Core Responsibilities

The Data Recording Stack is responsible for:

  • Connecting to real Venue market-data sources (feeds, APIs).
  • Receiving raw market-data feed messages — trades, order book updates, and related data.
  • Recording those messages reliably without transformation or semantic interpretation.
  • Preserving source metadata and provenance: which Venue, which feed, under what connection conditions.
  • Preserving timing metadata, including Capture Time — the local time at which a Data Recording component observes or receives a raw Venue message.
  • Buffering incoming data locally (Local Buffer) where necessary to absorb transient write latency or network interruption.
  • Durably persisting raw recorded datasets to Persistent Raw Storage.
  • Creating Dataset Manifests — metadata artifacts describing each recorded dataset and signaling its availability for downstream discovery.
  • Making raw recorded datasets available for later asynchronous downstream processing by the Data Quality Stack and other consumers.

The semantic unit of recorded data is a raw recorded dataset, partitioned by Venue, Feed, and Time Window.


Explicit Non-Responsibilities

The Data Recording Stack is not responsible for:

  • Dataset validation — detecting gaps, anomalies, or schema violations (Data Quality Stack).
  • Schema normalization — transforming raw Venue-specific formats into normalized representations (Data Quality Stack).
  • Canonical dataset promotion — promoting validated datasets to Canonical Storage (Data Quality / Data Storage Stacks).
  • Canonical Storage governance — managing the authoritative validated dataset layer (Data Storage Stack).
  • Core Runtime Event semantics — defining, processing, or participating in the canonical Event Stream, Processing Order, or State derivation.
  • Strategy, Risk, Queue, or Order semantics — these are Core Runtime concerns and do not intersect with data recording.
  • Lifecycle definitions — Intent lifecycle, Order lifecycle, and related state machines are Core Runtime concepts.
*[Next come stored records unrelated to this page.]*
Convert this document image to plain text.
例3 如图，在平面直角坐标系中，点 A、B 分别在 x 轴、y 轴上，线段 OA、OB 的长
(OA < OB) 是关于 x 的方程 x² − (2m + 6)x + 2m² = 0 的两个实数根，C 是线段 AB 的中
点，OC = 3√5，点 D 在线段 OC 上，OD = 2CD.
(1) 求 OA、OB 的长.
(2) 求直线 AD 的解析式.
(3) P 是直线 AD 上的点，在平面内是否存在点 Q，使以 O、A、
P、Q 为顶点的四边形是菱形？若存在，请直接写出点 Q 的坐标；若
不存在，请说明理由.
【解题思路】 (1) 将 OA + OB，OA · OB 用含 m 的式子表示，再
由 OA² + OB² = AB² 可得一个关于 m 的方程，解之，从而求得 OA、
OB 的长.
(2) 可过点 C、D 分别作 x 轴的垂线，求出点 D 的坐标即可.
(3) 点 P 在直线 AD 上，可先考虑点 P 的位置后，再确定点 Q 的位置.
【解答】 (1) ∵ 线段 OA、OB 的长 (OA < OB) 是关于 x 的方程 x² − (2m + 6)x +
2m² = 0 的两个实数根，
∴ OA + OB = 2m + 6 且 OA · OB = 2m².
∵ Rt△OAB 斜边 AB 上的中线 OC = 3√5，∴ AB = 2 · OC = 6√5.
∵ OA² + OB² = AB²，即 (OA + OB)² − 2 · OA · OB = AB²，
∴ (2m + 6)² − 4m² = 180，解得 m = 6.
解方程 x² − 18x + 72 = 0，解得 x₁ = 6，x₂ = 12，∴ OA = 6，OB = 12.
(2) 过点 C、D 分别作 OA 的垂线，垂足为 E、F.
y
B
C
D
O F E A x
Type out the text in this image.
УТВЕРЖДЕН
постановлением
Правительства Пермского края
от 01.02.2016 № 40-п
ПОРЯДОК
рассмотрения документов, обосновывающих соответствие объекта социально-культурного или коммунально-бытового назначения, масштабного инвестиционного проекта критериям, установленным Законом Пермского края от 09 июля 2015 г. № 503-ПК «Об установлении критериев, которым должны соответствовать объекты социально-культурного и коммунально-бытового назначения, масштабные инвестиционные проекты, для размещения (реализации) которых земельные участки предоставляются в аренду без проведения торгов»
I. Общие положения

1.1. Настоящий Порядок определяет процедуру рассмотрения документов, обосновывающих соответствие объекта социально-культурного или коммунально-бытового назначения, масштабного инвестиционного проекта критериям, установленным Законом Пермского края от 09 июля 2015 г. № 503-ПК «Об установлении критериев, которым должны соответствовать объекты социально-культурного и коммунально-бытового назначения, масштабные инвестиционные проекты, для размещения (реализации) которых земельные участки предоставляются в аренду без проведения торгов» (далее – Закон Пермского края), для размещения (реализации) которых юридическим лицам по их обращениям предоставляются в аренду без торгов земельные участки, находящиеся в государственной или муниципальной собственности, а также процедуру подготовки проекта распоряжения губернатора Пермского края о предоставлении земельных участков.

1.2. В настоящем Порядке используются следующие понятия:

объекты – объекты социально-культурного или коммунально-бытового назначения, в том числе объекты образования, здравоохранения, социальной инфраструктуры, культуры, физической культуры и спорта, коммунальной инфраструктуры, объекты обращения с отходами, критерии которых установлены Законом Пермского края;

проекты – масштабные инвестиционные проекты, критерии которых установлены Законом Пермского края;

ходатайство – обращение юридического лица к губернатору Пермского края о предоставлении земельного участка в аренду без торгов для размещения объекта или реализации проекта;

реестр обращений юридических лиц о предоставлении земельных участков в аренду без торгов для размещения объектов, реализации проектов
This Stack captures and stores raw data. It does not interpret, validate, normalize, or promote that data. The boundary between raw recorded data and canonical validated data is enforced by the separation between the Data Recording Stack and the downstream Data Quality and Data Storage Stacks.


Why the Stack Matters

The Data Recording Stack defines the empirical basis on which all downstream Research and Backtesting depend. If recorded data is incomplete, poorly timed, or missing provenance, no amount of downstream processing can recover what was not captured.

For microstructure-sensitive Research — where Strategy evaluation depends on order book dynamics, execution sequencing, and timing precision — the fidelity of recorded data is a binding constraint. This makes two design concerns particularly important:

Environment parity. The recording environment should approximate the conditions under which the Live Stack will later operate. This applies at two levels: external data and infrastructure parity (network path, co-location proximity, feed access) and internal pipeline and software parity (the same recording components handling data in the same way). Where residual differences between the recording environment and the Live environment exist, they should be identified and measured so that their impact on Research realism can be assessed. This is a strong design principle for the Data Recording Stack, particularly for microstructure-sensitive work, though the degree of parity achievable depends on operational and economic constraints.

Timing fidelity. Capture Time must be recorded accurately and consistently. Downstream processing — gap detection, latency analysis, time-alignment across feeds — depends on the timing metadata the Data Recording Stack preserves. Timing quality at the recording layer propagates directly into the realism of Backtesting inputs.